Les crédits Covid doivent encore être remboursés.
C'est vrai, mais ce n'est pas un gros problème. De nombreuses entreprises ont perçu ces crédits et les ont placés en garantie sur leur compte. Nous-mêmes n'avons pas eu recours à ces crédits, ce qui signifie que nous pouvons simplement rembourser l'argent.
Les gens ont économisé de l'argent pendant le Covid...
... nous le sentons bien. Beaucoup se font plaisir maintenant. Avant le Covid, nous avions beaucoup plus de discussions sur les prix. Aujourd'hui, les clients ne négocient plus et apprécient le service, la prestation et le conseil de l'agence de voyages.

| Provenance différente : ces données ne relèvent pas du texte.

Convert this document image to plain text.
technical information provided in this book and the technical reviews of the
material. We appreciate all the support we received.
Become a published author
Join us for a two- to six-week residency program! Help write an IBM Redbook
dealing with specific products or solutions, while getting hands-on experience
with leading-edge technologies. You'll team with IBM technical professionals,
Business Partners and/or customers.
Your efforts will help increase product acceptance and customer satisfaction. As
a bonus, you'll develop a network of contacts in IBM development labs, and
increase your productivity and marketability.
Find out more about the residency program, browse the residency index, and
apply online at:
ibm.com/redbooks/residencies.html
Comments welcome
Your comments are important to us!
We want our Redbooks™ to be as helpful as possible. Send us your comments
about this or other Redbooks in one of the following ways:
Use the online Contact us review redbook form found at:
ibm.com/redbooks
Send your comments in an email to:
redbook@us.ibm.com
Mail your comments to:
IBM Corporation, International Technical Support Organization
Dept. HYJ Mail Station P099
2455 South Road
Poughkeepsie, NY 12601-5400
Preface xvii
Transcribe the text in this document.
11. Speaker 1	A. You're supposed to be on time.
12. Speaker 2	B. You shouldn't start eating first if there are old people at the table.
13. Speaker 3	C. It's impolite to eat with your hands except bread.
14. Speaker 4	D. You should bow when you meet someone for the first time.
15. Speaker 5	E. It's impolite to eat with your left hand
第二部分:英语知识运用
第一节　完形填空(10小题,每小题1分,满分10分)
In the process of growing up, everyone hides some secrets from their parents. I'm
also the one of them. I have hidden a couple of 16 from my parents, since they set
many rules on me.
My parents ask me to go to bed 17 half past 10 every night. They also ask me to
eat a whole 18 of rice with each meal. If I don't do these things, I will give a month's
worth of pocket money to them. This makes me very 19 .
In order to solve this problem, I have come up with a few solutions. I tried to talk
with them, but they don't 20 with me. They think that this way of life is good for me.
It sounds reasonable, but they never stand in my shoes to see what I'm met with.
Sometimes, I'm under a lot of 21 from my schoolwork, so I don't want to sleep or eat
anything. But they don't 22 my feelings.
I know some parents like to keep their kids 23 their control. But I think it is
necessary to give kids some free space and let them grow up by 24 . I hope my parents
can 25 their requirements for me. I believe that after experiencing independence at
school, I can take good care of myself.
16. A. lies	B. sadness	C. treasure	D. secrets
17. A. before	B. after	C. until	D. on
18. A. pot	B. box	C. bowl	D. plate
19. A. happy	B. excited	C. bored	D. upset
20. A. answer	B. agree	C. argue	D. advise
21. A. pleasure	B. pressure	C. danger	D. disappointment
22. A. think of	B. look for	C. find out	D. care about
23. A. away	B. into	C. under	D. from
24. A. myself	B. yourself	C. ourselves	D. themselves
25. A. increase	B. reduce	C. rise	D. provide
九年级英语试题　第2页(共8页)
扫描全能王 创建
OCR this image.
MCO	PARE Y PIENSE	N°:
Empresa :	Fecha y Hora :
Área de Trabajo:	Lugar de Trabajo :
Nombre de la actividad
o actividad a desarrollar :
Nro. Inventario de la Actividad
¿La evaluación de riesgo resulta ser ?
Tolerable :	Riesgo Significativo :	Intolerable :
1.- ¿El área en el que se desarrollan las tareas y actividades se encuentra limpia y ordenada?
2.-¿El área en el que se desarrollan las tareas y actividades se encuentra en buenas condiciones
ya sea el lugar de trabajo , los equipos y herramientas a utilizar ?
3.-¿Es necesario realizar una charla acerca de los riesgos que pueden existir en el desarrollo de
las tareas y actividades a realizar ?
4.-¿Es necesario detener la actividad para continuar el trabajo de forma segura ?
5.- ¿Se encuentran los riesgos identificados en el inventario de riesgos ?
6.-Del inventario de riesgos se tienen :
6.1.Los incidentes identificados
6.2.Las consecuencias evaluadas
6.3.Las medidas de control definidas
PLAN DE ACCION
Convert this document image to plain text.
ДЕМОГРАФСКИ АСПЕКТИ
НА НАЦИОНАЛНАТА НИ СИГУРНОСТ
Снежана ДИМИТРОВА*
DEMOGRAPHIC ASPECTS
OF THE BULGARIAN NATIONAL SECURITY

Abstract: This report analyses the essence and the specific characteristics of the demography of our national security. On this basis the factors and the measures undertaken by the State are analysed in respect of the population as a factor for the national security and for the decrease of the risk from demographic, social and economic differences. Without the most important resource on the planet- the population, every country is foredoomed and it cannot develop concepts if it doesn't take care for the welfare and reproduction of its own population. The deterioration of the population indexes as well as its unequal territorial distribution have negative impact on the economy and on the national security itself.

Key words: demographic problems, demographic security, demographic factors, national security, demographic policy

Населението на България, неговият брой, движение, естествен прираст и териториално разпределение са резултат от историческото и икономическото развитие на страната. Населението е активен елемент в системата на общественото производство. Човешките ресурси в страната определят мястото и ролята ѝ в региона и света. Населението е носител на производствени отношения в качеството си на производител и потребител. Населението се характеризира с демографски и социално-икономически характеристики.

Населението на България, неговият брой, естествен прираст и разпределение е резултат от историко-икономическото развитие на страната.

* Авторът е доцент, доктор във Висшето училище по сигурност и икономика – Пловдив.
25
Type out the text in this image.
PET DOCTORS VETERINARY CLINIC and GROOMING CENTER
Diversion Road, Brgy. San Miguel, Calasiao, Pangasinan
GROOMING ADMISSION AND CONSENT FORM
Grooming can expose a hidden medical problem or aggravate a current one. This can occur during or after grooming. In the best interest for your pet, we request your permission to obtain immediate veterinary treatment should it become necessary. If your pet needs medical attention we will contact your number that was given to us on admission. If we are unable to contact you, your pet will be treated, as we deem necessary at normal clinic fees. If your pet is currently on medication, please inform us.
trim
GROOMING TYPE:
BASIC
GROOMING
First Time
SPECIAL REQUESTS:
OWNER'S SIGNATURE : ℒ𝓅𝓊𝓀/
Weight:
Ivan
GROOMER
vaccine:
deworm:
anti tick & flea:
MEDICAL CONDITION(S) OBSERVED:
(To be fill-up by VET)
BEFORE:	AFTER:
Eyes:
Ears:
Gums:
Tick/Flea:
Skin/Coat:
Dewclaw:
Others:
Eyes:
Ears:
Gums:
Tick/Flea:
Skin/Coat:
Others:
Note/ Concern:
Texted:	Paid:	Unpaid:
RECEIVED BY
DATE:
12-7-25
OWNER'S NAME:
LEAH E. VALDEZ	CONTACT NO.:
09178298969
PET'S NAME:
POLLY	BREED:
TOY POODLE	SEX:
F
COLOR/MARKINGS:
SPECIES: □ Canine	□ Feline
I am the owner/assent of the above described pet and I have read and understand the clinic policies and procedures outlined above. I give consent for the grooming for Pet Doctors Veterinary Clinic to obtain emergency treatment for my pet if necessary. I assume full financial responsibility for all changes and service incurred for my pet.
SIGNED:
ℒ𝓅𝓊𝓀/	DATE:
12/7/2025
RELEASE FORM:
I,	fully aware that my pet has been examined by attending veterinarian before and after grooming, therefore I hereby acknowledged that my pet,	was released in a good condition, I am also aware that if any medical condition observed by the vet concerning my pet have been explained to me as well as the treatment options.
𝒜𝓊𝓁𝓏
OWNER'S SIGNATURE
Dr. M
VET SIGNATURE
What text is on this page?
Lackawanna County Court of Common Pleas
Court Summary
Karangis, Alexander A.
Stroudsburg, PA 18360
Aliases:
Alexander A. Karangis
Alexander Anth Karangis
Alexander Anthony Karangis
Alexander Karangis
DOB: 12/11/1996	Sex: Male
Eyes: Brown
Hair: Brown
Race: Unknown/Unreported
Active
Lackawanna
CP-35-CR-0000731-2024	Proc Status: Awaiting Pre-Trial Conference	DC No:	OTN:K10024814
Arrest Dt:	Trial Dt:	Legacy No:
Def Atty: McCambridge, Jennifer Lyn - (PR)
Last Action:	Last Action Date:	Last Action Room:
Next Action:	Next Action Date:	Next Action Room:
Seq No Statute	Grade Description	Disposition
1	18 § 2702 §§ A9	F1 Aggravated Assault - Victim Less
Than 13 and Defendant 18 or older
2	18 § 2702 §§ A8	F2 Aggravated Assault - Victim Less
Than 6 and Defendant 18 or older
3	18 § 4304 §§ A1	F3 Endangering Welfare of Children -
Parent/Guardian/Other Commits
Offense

Les agences de voyages en profitent-elles?
Non! Chaque conseil a sa valeur et coûte de l'argent, peu importe que le voyage coûte 1500 ou 5000 francs. Pour le client, c'est plus cher parce que les prestataires de services serrent les prix, parce que tout devient plus cher pour eux en raison de l'augmentation des prix des matières premières, des chaînes d'approvisionnement, etc. Les voitures de location, les hôtels, les vols: en ce moment, tout est jusqu'à 20% plus cher qu'avant le Covid.